August 16, 2007

It's All Greek to Sam


We live at the point of “high tide” for the annual Ottawa Greek Fest: if there are a row of cars parked out front on any given night, then it’s a full house up at the Hellenic Centre. The neighbourhood has been a crowded parking lot these last few days, and the whirling sounds of Greek festivities have been a Siren song through the open windows, inviting us to “live a day the Greek way.”

So we took the kids up there after dinner (have you seen the food tent line-ups?) and numbered ourselves among the 70,000 people who come out every year for the fun. With Trace and Anabel looking on, Sam and Carter and I joined the Greek folk dancing lesson. Easy-peasy: hold hands, head counter-clockwise and 1-2-3-left kick, right-kick, and again…1-2-3..” We’re dancing! The boys really wanted to join the large circle of grown-ups and big kids, but I knew that we’d end up in a pile on the ground when the music tempo picked up. So we spun around outside the official circle, Greek dancer wannabes tripping over each other and laughing to the beat of the music. Opa!

Then the organizers cleared the floor for the Cretan Association, who demostrated several national dances in colourful traditional dress that Carter roundly denounced as being “not real: that’s not how dancers dress.” Ain’t no MTV. After a minute or two of looking on, tho, he asked if he could run up and join them. When we explained that this part was a performance and not a lesson, he announced: “um, ya, I wanna go now.” “Me, too!” Sam piped up. Too loud for him suddenly. Just stand and watch? Bo-ring

So we wound our way out of the crowd in time to meet up with Jeremy, Paul & Siobhan coming out of the food tents, trays laden down. We found seats near the blow-up bouncy castle jumper and 25 foot high slide ride and took turns lining up with the excited boys. Sam soothed his "younger" cousin's fears with the classic "I'll be right there with you, Carter." One trip and they were hooked. They repeatedly rope-climbed up the slide and came barrelling down the steep incline, shrieking. How marvellous of the Greeks to give us slide rides. Coins? Maps? Democracy? Shrug. The hypotenuse in slide form? Now that’s an impressive cultural achievement. Props to Pythagoras.

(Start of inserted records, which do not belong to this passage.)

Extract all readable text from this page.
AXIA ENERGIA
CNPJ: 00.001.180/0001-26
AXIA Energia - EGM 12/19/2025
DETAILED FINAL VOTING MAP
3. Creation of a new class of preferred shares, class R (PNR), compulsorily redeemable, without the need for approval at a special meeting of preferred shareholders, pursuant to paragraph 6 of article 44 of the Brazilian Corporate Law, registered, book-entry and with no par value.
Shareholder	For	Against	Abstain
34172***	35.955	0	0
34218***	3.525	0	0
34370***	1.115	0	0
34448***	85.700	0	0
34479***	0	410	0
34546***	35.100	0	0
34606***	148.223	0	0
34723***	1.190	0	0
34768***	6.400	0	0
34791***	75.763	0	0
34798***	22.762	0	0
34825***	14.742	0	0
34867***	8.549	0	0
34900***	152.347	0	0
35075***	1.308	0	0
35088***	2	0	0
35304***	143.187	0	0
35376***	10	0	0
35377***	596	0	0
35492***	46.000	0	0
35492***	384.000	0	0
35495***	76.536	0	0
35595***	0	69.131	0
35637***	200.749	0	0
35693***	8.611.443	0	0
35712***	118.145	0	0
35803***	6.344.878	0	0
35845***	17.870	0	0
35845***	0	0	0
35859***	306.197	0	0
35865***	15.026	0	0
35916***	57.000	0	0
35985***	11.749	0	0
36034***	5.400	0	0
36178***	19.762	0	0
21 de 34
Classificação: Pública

As the sun set, we all enjoyed some gargantuan baklava, let loose our grips on the blue Greek fest balloons, sending them soaring into the clouds, and then ambled home for bed with sleepy and satisfied kids. I think Plato had it wrong when he said that it is the good and beautiful things in life that are hard to attain; that was actually pretty easy. The trick now is getting Sam to go to sleep despite the tantalizing sounds of the not-so-distant festival drifting over the neighbourhood.